Measuring Tissue Stiffness and Elasticity
As a PhD student in Trahey’s lab, Kathy Nightingale studied the potential uses of acoustic radiation force, or ARF, in diagnostic imaging. This technique allows researchers to send an ultrasonic impulse into tissue, which pushes on and momentarily displaces the tissue. At the time, Nightingale was using the technique to investigate how researchers could improve ultrasound techniques to better differentiate fluid-filled cysts from solid lesions in breast tissue.
“Generally, if you could determine that a breast mass was fluid-filled, it was a much less concerning finding than if a mass was hard and immovable,” explains Nightingale. “For my thesis, I demonstrated that you could use ARF to push on the fluid in a cyst and make the fluid swirl around. This movement could then be detected with ultrasound, making it easier to tell the difference between potentially benign and malignant masses.”
The success of this project prompted Nightingale and Trahey to explore if they could similarly use ARF to gather information about a tissue’s material properties and use it to create images. They theorized that they could use ARF to remotely palpate a target area, and then use ultrasound to image the resulting tissue motion to learn about the tissue’s stiffness.
To test this hypothesis, Nightingale and Trahey recruited the help of Mark Palmeri, who at the time was an undergraduate student at Duke.
“I became Kathy and Gregg’s research fellow, and my summer project was to simulate how ARF could deform different types of soft tissues.” says Palmeri, now a professor of the practice in Duke BME. “We published a paper in 1999 that laid out the foundation of this approach, and it was so successful that it actually led to the formation of this entirely new subfield of study in ultrasound.”
The new research avenues available with ARF led to the development of ARFI imaging, or acoustic radiation force impulse imaging, which uses the ultrasound images of tissue displacement to create a 2D map that shows relative tissue stiffness. 
Nightingale, Trahey and Palmeri also began to investigate how ARF could be used to excite tissues to create shear waves, which are ripples that travel perpendicular to the acoustic disturbance. Nightingale theorized that they could use ultrasound to measure the speed of the waves as they moved across the tissue. This data could then help to specifically calculate the tissue’s stiffness. This measurement of stiffness could be used as a biomarker and help with disease diagnostics.
The approach, called SWEI, or shear wave elasticity imaging, could be paired with ARFI imaging to help researchers target and then specifically examine the elasticity of areas of tissue. Initially, Nightingale studied how the approach could be used to better characterize breast lesions as benign or malignant, but she soon recognized that breast tissue wasn’t the most optimal target if the team wanted to make an impact on diagnostic procedures.
“Breast tissue is fairly accessible, so it’s easier to do tissue biopsies without significant side effects, but the cost of a false negative is quite high,” explains Nightingale. “Unless we were almost perfect in our sensitivity with ARFI and specificity with SWEI, we were not really going to change clinical practice significantly.”
But that wasn’t true when it came to diagnosing disease in the liver.
“Liver biopsies are very painful, and they aren’t well tolerated.
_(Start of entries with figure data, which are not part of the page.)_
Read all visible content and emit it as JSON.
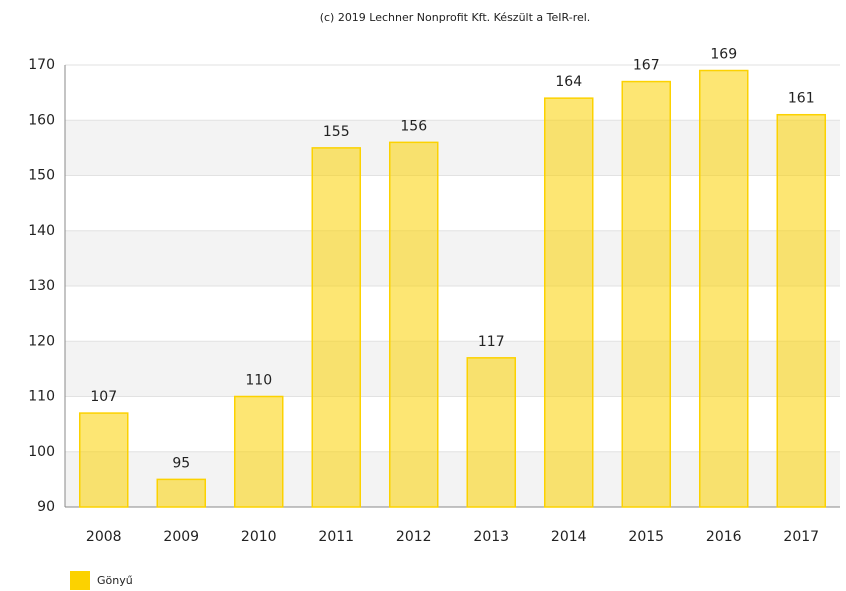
{
  "chart_data": {
    "type": "bar",
    "title": "(c) 2019 Lechner Nonprofit Kft. Készült a TeIR-rel.",
    "categories": [
      "2008",
      "2009",
      "2010",
      "2011",
      "2012",
      "2013",
      "2014",
      "2015",
      "2016",
      "2017"
    ],
    "series": [
      {
        "name": "Gönyű",
        "color": "#fcd200",
        "values": [
          107,
          95,
          110,
          155,
          156,
          117,
          164,
          167,
          169,
          161
        ]
      }
    ],
    "ylim": [
      90,
      170
    ],
    "yticks": [
      90,
      100,
      110,
      120,
      130,
      140,
      150,
      160,
      170
    ],
    "grid": true,
    "legend": "bottom-left"
  }
}
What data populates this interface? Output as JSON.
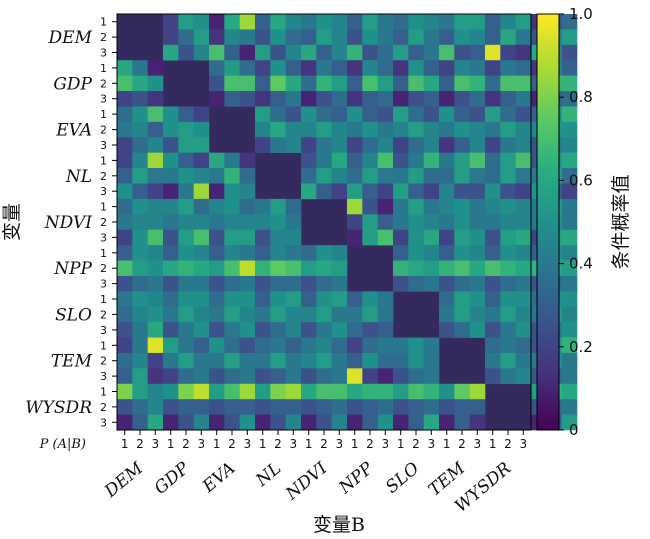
{
  "chart_data": {
    "type": "heatmap",
    "xlabel": "变量B",
    "ylabel": "变量",
    "corner_label": "P (A|B)",
    "variables": [
      "DEM",
      "GDP",
      "EVA",
      "NL",
      "NDVI",
      "NPP",
      "SLO",
      "TEM",
      "WYSDR"
    ],
    "levels": [
      "1",
      "2",
      "3"
    ],
    "colorbar": {
      "label": "条件概率值",
      "min": 0,
      "max": 1,
      "ticks": [
        "0",
        "0.2",
        "0.4",
        "0.6",
        "0.8",
        "1.0"
      ]
    },
    "colormap": "viridis",
    "rows": [
      [
        null,
        null,
        null,
        0.2,
        0.55,
        0.5,
        0.1,
        0.6,
        0.85,
        0.3,
        0.6,
        0.45,
        0.4,
        0.5,
        0.45,
        0.3,
        0.55,
        0.4,
        0.35,
        0.5,
        0.45,
        0.4,
        0.55,
        0.55,
        0.3,
        0.45,
        0.55,
        0.15,
        0.25,
        0.35
      ],
      [
        null,
        null,
        null,
        0.2,
        0.35,
        0.55,
        0.15,
        0.45,
        0.4,
        0.25,
        0.5,
        0.35,
        0.3,
        0.55,
        0.45,
        0.25,
        0.5,
        0.4,
        0.3,
        0.55,
        0.4,
        0.3,
        0.5,
        0.45,
        0.3,
        0.6,
        0.4,
        0.25,
        0.4,
        0.55
      ],
      [
        null,
        null,
        null,
        0.6,
        0.25,
        0.45,
        0.7,
        0.3,
        0.1,
        0.55,
        0.25,
        0.45,
        0.6,
        0.3,
        0.45,
        0.65,
        0.25,
        0.35,
        0.55,
        0.3,
        0.4,
        0.7,
        0.25,
        0.3,
        0.95,
        0.2,
        0.15,
        0.6,
        0.45,
        0.25
      ],
      [
        0.6,
        0.4,
        0.1,
        null,
        null,
        null,
        0.35,
        0.55,
        0.35,
        0.2,
        0.5,
        0.3,
        0.15,
        0.4,
        0.3,
        0.15,
        0.45,
        0.35,
        0.15,
        0.5,
        0.3,
        0.2,
        0.45,
        0.4,
        0.2,
        0.4,
        0.35,
        0.15,
        0.45,
        0.3
      ],
      [
        0.7,
        0.6,
        0.5,
        null,
        null,
        null,
        0.25,
        0.7,
        0.7,
        0.3,
        0.75,
        0.6,
        0.35,
        0.65,
        0.55,
        0.3,
        0.7,
        0.55,
        0.3,
        0.7,
        0.6,
        0.3,
        0.7,
        0.65,
        0.35,
        0.7,
        0.7,
        0.3,
        0.65,
        0.65
      ],
      [
        0.2,
        0.25,
        0.15,
        null,
        null,
        null,
        0.1,
        0.3,
        0.25,
        0.15,
        0.3,
        0.4,
        0.1,
        0.25,
        0.35,
        0.15,
        0.3,
        0.35,
        0.1,
        0.25,
        0.3,
        0.1,
        0.25,
        0.35,
        0.15,
        0.3,
        0.4,
        0.1,
        0.3,
        0.35
      ],
      [
        0.35,
        0.5,
        0.7,
        0.5,
        0.3,
        0.2,
        null,
        null,
        null,
        0.55,
        0.35,
        0.25,
        0.5,
        0.35,
        0.3,
        0.5,
        0.3,
        0.25,
        0.55,
        0.35,
        0.25,
        0.5,
        0.3,
        0.25,
        0.55,
        0.35,
        0.25,
        0.3,
        0.45,
        0.65
      ],
      [
        0.4,
        0.45,
        0.3,
        0.5,
        0.55,
        0.5,
        null,
        null,
        null,
        0.45,
        0.6,
        0.45,
        0.45,
        0.55,
        0.45,
        0.4,
        0.5,
        0.4,
        0.45,
        0.55,
        0.45,
        0.4,
        0.5,
        0.45,
        0.4,
        0.55,
        0.45,
        0.45,
        0.5,
        0.5
      ],
      [
        0.2,
        0.35,
        0.45,
        0.25,
        0.55,
        0.55,
        null,
        null,
        null,
        0.2,
        0.4,
        0.45,
        0.2,
        0.4,
        0.45,
        0.2,
        0.35,
        0.45,
        0.2,
        0.35,
        0.45,
        0.15,
        0.3,
        0.45,
        0.2,
        0.4,
        0.45,
        0.25,
        0.4,
        0.45
      ],
      [
        0.2,
        0.45,
        0.85,
        0.5,
        0.3,
        0.2,
        0.6,
        0.4,
        0.15,
        null,
        null,
        null,
        0.25,
        0.4,
        0.6,
        0.3,
        0.45,
        0.7,
        0.25,
        0.4,
        0.65,
        0.4,
        0.55,
        0.7,
        0.35,
        0.55,
        0.7,
        0.25,
        0.5,
        0.6
      ],
      [
        0.3,
        0.55,
        0.4,
        0.4,
        0.5,
        0.45,
        0.4,
        0.65,
        0.35,
        null,
        null,
        null,
        0.35,
        0.55,
        0.45,
        0.35,
        0.55,
        0.4,
        0.4,
        0.55,
        0.35,
        0.35,
        0.55,
        0.4,
        0.35,
        0.55,
        0.4,
        0.4,
        0.55,
        0.35
      ],
      [
        0.5,
        0.3,
        0.2,
        0.1,
        0.4,
        0.85,
        0.1,
        0.5,
        0.45,
        null,
        null,
        null,
        0.6,
        0.3,
        0.2,
        0.55,
        0.3,
        0.2,
        0.55,
        0.3,
        0.2,
        0.45,
        0.25,
        0.25,
        0.5,
        0.25,
        0.2,
        0.5,
        0.3,
        0.2
      ],
      [
        0.35,
        0.5,
        0.45,
        0.45,
        0.55,
        0.35,
        0.45,
        0.5,
        0.35,
        0.4,
        0.55,
        0.35,
        null,
        null,
        null,
        0.85,
        0.25,
        0.1,
        0.4,
        0.55,
        0.4,
        0.45,
        0.5,
        0.4,
        0.45,
        0.5,
        0.45,
        0.4,
        0.55,
        0.4
      ],
      [
        0.4,
        0.45,
        0.45,
        0.4,
        0.45,
        0.45,
        0.4,
        0.45,
        0.45,
        0.45,
        0.5,
        0.4,
        null,
        null,
        null,
        0.2,
        0.55,
        0.3,
        0.4,
        0.5,
        0.45,
        0.4,
        0.5,
        0.4,
        0.4,
        0.45,
        0.45,
        0.4,
        0.5,
        0.4
      ],
      [
        0.2,
        0.5,
        0.7,
        0.25,
        0.55,
        0.7,
        0.25,
        0.55,
        0.55,
        0.25,
        0.45,
        0.45,
        null,
        null,
        null,
        0.1,
        0.55,
        0.7,
        0.2,
        0.5,
        0.6,
        0.2,
        0.55,
        0.5,
        0.25,
        0.55,
        0.6,
        0.2,
        0.55,
        0.6
      ],
      [
        0.3,
        0.5,
        0.45,
        0.3,
        0.5,
        0.45,
        0.3,
        0.45,
        0.4,
        0.3,
        0.45,
        0.4,
        0.35,
        0.5,
        0.45,
        null,
        null,
        null,
        0.3,
        0.5,
        0.45,
        0.3,
        0.5,
        0.45,
        0.3,
        0.5,
        0.45,
        0.3,
        0.5,
        0.45
      ],
      [
        0.7,
        0.55,
        0.5,
        0.6,
        0.65,
        0.6,
        0.55,
        0.7,
        0.9,
        0.65,
        0.75,
        0.7,
        0.55,
        0.6,
        0.55,
        null,
        null,
        null,
        0.65,
        0.6,
        0.55,
        0.65,
        0.7,
        0.6,
        0.7,
        0.65,
        0.6,
        0.65,
        0.6,
        0.55
      ],
      [
        0.25,
        0.35,
        0.4,
        0.25,
        0.4,
        0.4,
        0.25,
        0.35,
        0.4,
        0.25,
        0.35,
        0.35,
        0.25,
        0.35,
        0.4,
        null,
        null,
        null,
        0.25,
        0.35,
        0.4,
        0.25,
        0.35,
        0.4,
        0.25,
        0.35,
        0.4,
        0.25,
        0.35,
        0.4
      ],
      [
        0.4,
        0.5,
        0.45,
        0.35,
        0.5,
        0.5,
        0.35,
        0.5,
        0.5,
        0.3,
        0.5,
        0.55,
        0.3,
        0.5,
        0.55,
        0.3,
        0.5,
        0.4,
        null,
        null,
        null,
        0.35,
        0.55,
        0.5,
        0.3,
        0.5,
        0.5,
        0.35,
        0.5,
        0.5
      ],
      [
        0.35,
        0.45,
        0.5,
        0.4,
        0.55,
        0.45,
        0.4,
        0.55,
        0.45,
        0.4,
        0.55,
        0.45,
        0.45,
        0.55,
        0.4,
        0.4,
        0.55,
        0.4,
        null,
        null,
        null,
        0.4,
        0.55,
        0.45,
        0.4,
        0.55,
        0.45,
        0.4,
        0.55,
        0.45
      ],
      [
        0.25,
        0.4,
        0.6,
        0.25,
        0.4,
        0.5,
        0.25,
        0.4,
        0.5,
        0.25,
        0.35,
        0.45,
        0.25,
        0.4,
        0.5,
        0.35,
        0.25,
        0.3,
        null,
        null,
        null,
        0.25,
        0.35,
        0.5,
        0.25,
        0.4,
        0.5,
        0.25,
        0.4,
        0.5
      ],
      [
        0.2,
        0.4,
        0.95,
        0.55,
        0.4,
        0.3,
        0.5,
        0.35,
        0.25,
        0.35,
        0.4,
        0.3,
        0.4,
        0.45,
        0.35,
        0.2,
        0.35,
        0.4,
        0.4,
        0.5,
        0.4,
        null,
        null,
        null,
        0.35,
        0.4,
        0.35,
        0.25,
        0.5,
        0.65
      ],
      [
        0.35,
        0.45,
        0.2,
        0.4,
        0.55,
        0.4,
        0.4,
        0.55,
        0.4,
        0.4,
        0.55,
        0.4,
        0.45,
        0.55,
        0.4,
        0.3,
        0.5,
        0.35,
        0.35,
        0.5,
        0.4,
        null,
        null,
        null,
        0.4,
        0.55,
        0.4,
        0.4,
        0.5,
        0.4
      ],
      [
        0.3,
        0.55,
        0.15,
        0.2,
        0.35,
        0.4,
        0.25,
        0.35,
        0.4,
        0.25,
        0.3,
        0.4,
        0.25,
        0.35,
        0.4,
        0.95,
        0.2,
        0.1,
        0.25,
        0.35,
        0.4,
        null,
        null,
        null,
        0.25,
        0.4,
        0.45,
        0.25,
        0.35,
        0.4
      ],
      [
        0.8,
        0.55,
        0.45,
        0.5,
        0.8,
        0.9,
        0.55,
        0.7,
        0.85,
        0.55,
        0.8,
        0.85,
        0.6,
        0.7,
        0.7,
        0.6,
        0.65,
        0.65,
        0.55,
        0.7,
        0.65,
        0.5,
        0.75,
        0.85,
        null,
        null,
        null,
        0.55,
        0.65,
        0.6
      ],
      [
        0.25,
        0.35,
        0.45,
        0.25,
        0.3,
        0.3,
        0.25,
        0.3,
        0.3,
        0.25,
        0.3,
        0.3,
        0.25,
        0.3,
        0.35,
        0.25,
        0.3,
        0.35,
        0.25,
        0.3,
        0.35,
        0.25,
        0.3,
        0.3,
        null,
        null,
        null,
        0.25,
        0.35,
        0.4
      ],
      [
        0.1,
        0.3,
        0.6,
        0.1,
        0.25,
        0.45,
        0.1,
        0.25,
        0.5,
        0.1,
        0.25,
        0.45,
        0.1,
        0.25,
        0.45,
        0.1,
        0.3,
        0.5,
        0.1,
        0.3,
        0.6,
        0.1,
        0.3,
        0.15,
        null,
        null,
        null,
        0.1,
        0.3,
        0.55
      ]
    ]
  },
  "colors": {
    "background_cell": "#352a5e",
    "frame": "#000000"
  }
}
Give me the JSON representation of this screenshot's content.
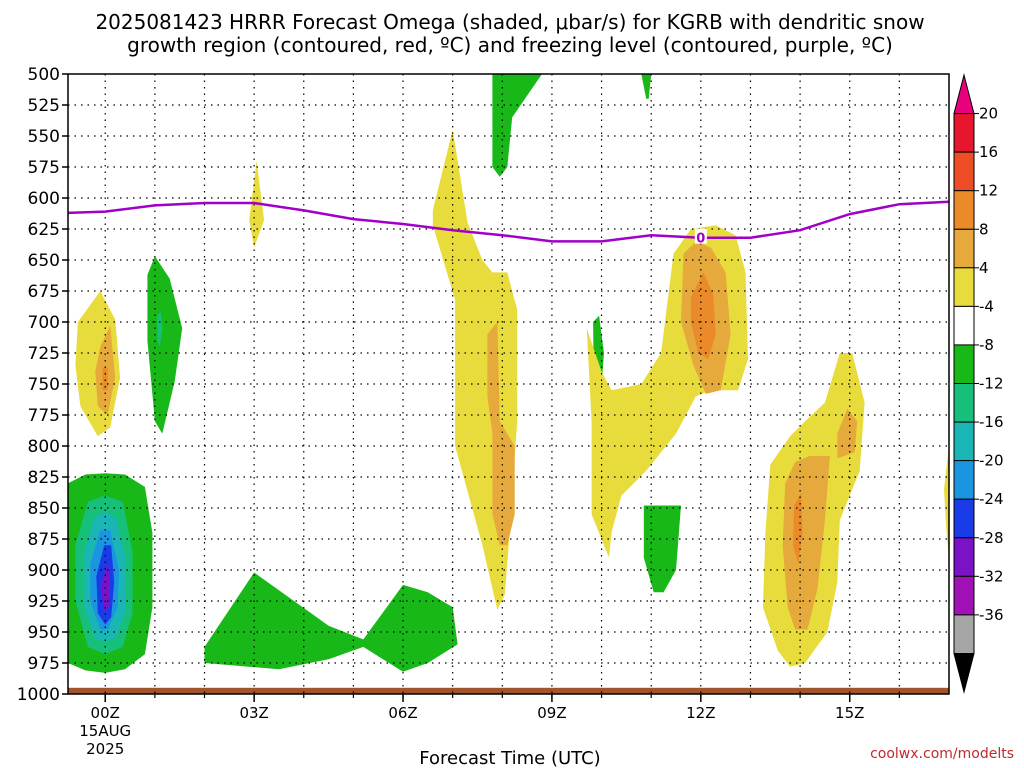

Physicians will therefore not perform liver biopsies frequently, so they aren’t used to monitor disease progression for things like liver fibrosis or cirrhosis, which causes scarring across the liver,” Palmeri says. “We found that we could use SWEI to numerically define the stiffness of different liver regions. This helped us identify when the tissue was diseased and scarred, allowing us to track progression in a very non-invasive way."
This liver research was particularly exciting to Siemens Healthineers, a large manufacturer of ultrasound machines. The company, which had numerous longstanding collaborations with Trahey and Nightingale, pushed to commercially translate SWEI. The technique is now a feature on most commercial ultrasound scanners.
“Over a period of eight years, this went from an idea on paper, to a simulated demonstration, to feasibility experiments, to experimental implementation, to commercial translation,” says Palmeri. “That’s the storybook fairy tale for an engineer, to have your ideas become commercially translated in a reasonable timeline."